The problem appears when you have more than one app server. During a rolling deploy, old code and new code run simultaneously. Old code doesn't know about shipped_at. Depending on your ORM and how it constructs queries, that can cause errors for every request that hits an old instance — or worse, it can silently corrupt data before you notice.

And that's the easy case. Adding a NOT NULL column without a default on a large table will lock the entire table while Postgres rewrites it. Hundreds of milliseconds on a small table, minutes on a large one. Your app isn't down — it's just hanging. Same result.

The pattern: expand, migrate, contract

The fix is to treat schema and code changes as separate, ordered deployments. We call this the expand/contract pattern:

Step 1 — Expand: add the new column as nullable, with no constraints. Deploy this migration alone, before any application code changes. Postgres adds the column in milliseconds. No locks, no downtime. Old code runs against the new schema without issue because it ignores columns it doesn't know about.

Step 2 — Migrate: backfill existing rows, either in a one-time script or a background job that processes in batches. For large tables, batch writes in chunks of a few thousand rows with a short sleep between them. This keeps write pressure off the primary replica and avoids replication lag.

Step 3 — Deploy the application: now ship the code that reads and writes the new column. At this point, all rows already have a value and the schema is stable. No gap. No window.

Step 4 — Contract: once the new code has been running cleanly for a few days, add the NOT NULL constraint (using ADD CONSTRAINT ... NOT VALID followed by VALIDATE CONSTRAINT, which validates without a full table lock in Postgres 12+). Drop old columns or old indexes only after you're certain nothing reads them.

A real example

We ran this recently on a project where an orders table had grown to roughly 4 million rows. The requirement was to add a fulfillment_region column, derived from shipping address data that already existed in the row.

Doing it in one migration would have locked the table for about 90 seconds during peak hours. Instead:

  1. We added the nullable column in a 5ms migration deployed at 2am.
  2. A background worker processed the backfill in batches of 5,000 rows over the next two hours, during low traffic.
  3. The application code shipped the next morning during business hours. Zero incidents.
  4. The NOT NULL constraint was added three days later using NOT VALID + VALIDATE CONSTRAINT.

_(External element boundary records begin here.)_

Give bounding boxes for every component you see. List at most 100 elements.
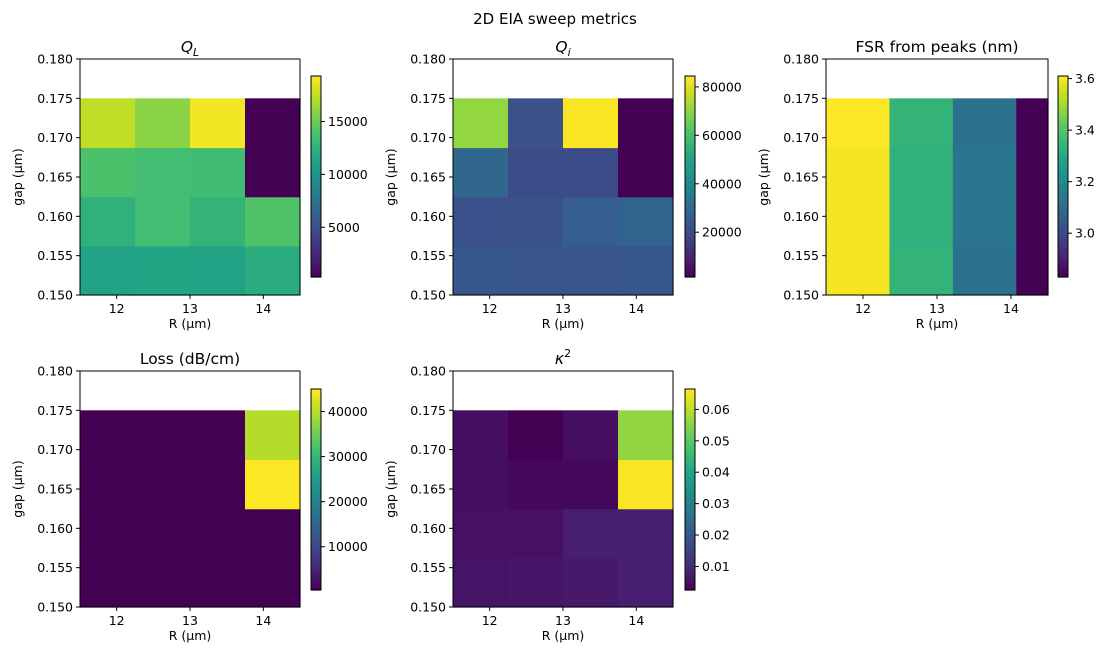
- colorbar-segment: [1058, 273, 1068, 278]
- colorbar-segment: [685, 529, 695, 534]
- colorbar-segment: [311, 526, 321, 531]
- colorbar-segment: [311, 569, 321, 574]
- colorbar-segment: [311, 79, 321, 84]
- colorbar-segment: [685, 586, 695, 591]
- heatmap-cell: [508, 557, 564, 608]
- y-tick-label: 0.180: [37, 52, 73, 67]
- heatmap-cell: [952, 98, 986, 149]
- colorbar-segment: [685, 469, 695, 474]
- heatmap-cell: [453, 245, 509, 296]
- heatmap-cell: [563, 508, 619, 559]
- colorbar-segment: [685, 409, 695, 414]
- colorbar-segment: [311, 583, 321, 588]
- figure-suptitle: 2D EIA sweep metrics: [473, 10, 637, 28]
- x-tick-label: 13: [929, 301, 945, 316]
- colorbar-segment: [1058, 156, 1068, 161]
- colorbar-segment: [1058, 193, 1068, 198]
- colorbar-segment: [685, 86, 695, 90]
- y-axis-label: gap (μm): [756, 148, 771, 205]
- x-tick-label: 12: [482, 613, 498, 628]
- colorbar-tick-label: 15000: [328, 114, 368, 129]
- colorbar-segment: [311, 479, 321, 484]
- colorbar-segment: [311, 419, 321, 424]
- heatmap-cell: [921, 147, 954, 198]
- colorbar-segment: [1058, 179, 1068, 184]
- heatmap-cell: [952, 147, 986, 198]
- y-tick-label: 0.165: [410, 170, 446, 185]
- colorbar-segment: [685, 153, 695, 157]
- y-tick-label: 0.150: [37, 600, 73, 615]
- heatmap-cell: [508, 245, 564, 296]
- colorbar-segment: [1058, 86, 1068, 90]
- colorbar-segment: [1058, 106, 1068, 111]
- colorbar-segment: [311, 220, 321, 224]
- y-tick-label: 0.160: [410, 209, 446, 224]
- panel-title: Loss (dB/cm): [140, 350, 240, 368]
- x-tick-label: 12: [855, 301, 871, 316]
- colorbar-segment: [311, 389, 321, 393]
- colorbar-segment: [311, 549, 321, 554]
- colorbar-segment: [685, 99, 695, 104]
- colorbar-segment: [311, 106, 321, 111]
- colorbar-segment: [311, 139, 321, 144]
- x-axis-label: R (μm): [169, 316, 212, 331]
- heatmap-panel-5: κ2 12 13 14 0.150 0.155 0.160 0.165 0.170 0.175 0.…: [383, 347, 730, 643]
- colorbar-segment: [311, 206, 321, 211]
- heatmap-panel-2: Qi 12 13 14 0.150 0.155 0.160 0.165 0.170 0.175 0.…: [383, 38, 742, 331]
- heatmap-cell: [618, 196, 674, 247]
- colorbar-segment: [1058, 76, 1068, 80]
- colorbar-segment: [1058, 132, 1068, 137]
- heatmap-cell: [80, 410, 136, 461]
- colorbar-segment: [685, 166, 695, 171]
- heatmap-cell: [245, 410, 301, 461]
- colorbar-tick-label: 10000: [328, 167, 368, 182]
- colorbar-segment: [311, 169, 321, 174]
- colorbar-segment: [685, 456, 695, 460]
- heatmap-cell: [453, 410, 509, 461]
- colorbar-segment: [311, 210, 321, 214]
- colorbar-segment: [1058, 119, 1068, 124]
- colorbar-segment: [1058, 230, 1068, 235]
- colorbar-segment: [685, 176, 695, 181]
- y-tick-label: 0.160: [37, 209, 73, 224]
- colorbar-segment: [685, 193, 695, 198]
- heatmap-cell: [563, 98, 619, 149]
- colorbar-segment: [311, 112, 321, 117]
- colorbar-tick-label: 10000: [328, 539, 368, 554]
- heatmap-cell: [921, 245, 954, 296]
- colorbar-segment: [685, 256, 695, 261]
- colorbar-segment: [311, 233, 321, 238]
- colorbar-segment: [685, 392, 695, 397]
- colorbar-segment: [685, 549, 695, 554]
- colorbar-segment: [685, 263, 695, 268]
- colorbar-segment: [1058, 203, 1068, 208]
- colorbar-segment: [685, 452, 695, 457]
- colorbar-segment: [1058, 149, 1068, 154]
- heatmap-cell: [80, 459, 136, 510]
- x-tick-label: 14: [255, 301, 271, 316]
- x-tick-label: 14: [628, 301, 644, 316]
- colorbar-segment: [311, 452, 321, 457]
- y-tick-label: 0.160: [410, 521, 446, 536]
- heatmap-cell: [245, 196, 301, 247]
- colorbar-segment: [685, 536, 695, 541]
- colorbar-segment: [311, 213, 321, 218]
- colorbar-segment: [1058, 136, 1068, 141]
- colorbar-segment: [1058, 163, 1068, 168]
- colorbar-segment: [311, 496, 321, 501]
- colorbar-segment: [1058, 220, 1068, 224]
- colorbar-segment: [685, 512, 695, 517]
- colorbar-segment: [311, 399, 321, 403]
- colorbar-segment: [311, 256, 321, 261]
- colorbar-segment: [685, 395, 695, 400]
- x-axis-label: R (μm): [916, 316, 959, 331]
- heatmap-cell: [563, 459, 619, 510]
- colorbar-segment: [685, 246, 695, 251]
- colorbar-frame: [684, 75, 696, 278]
- colorbar-segment: [685, 139, 695, 144]
- y-axis-label: gap (μm): [10, 460, 25, 517]
- colorbar-segment: [685, 183, 695, 188]
- colorbar-segment: [311, 482, 321, 487]
- colorbar-segment: [311, 586, 321, 591]
- heatmap-cell: [135, 459, 191, 510]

Total user-visible downtime: none.

Why this matters when evaluating a software studio

Every team will tell you they do deployments safely. Ask them specifically how they handle schema changes on tables with millions of rows. Ask how they coordinate application and database deploys across multiple running instances.

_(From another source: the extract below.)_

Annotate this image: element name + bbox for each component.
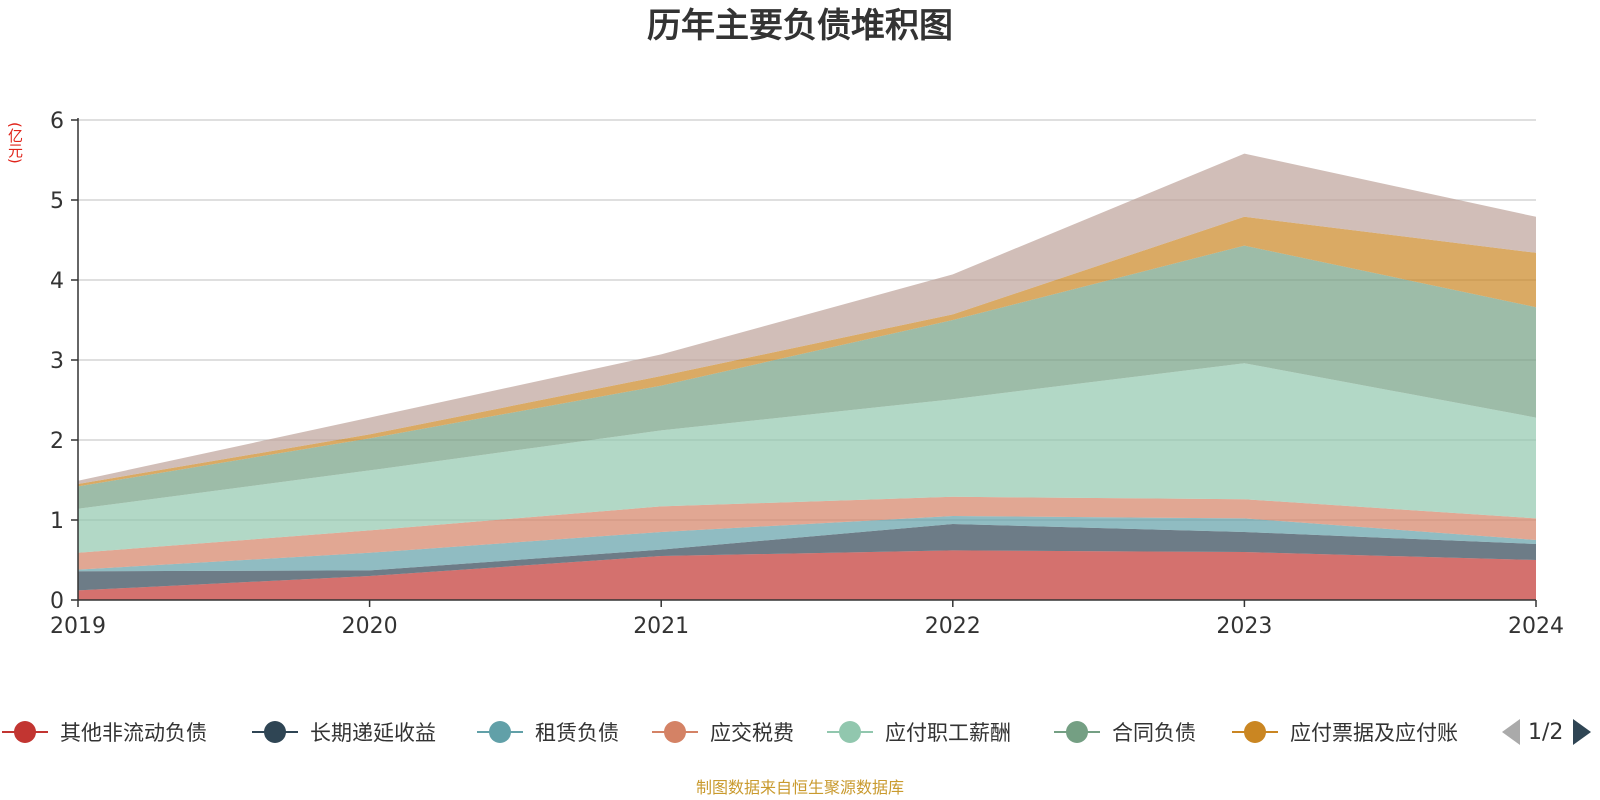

The answer tells you whether they've actually shipped production systems under real load — or whether they've only worked on products small enough that the bad patterns didn't bite them yet.

Migrations that cause downtime aren't caused by laziness. They're caused by a workflow that was never designed to handle scale. The expand/contract pattern adds a little overhead at the start: you write two migrations instead of one, and you coordinate two deployments instead of one. That overhead pays for itself the first time you don't have a midnight incident.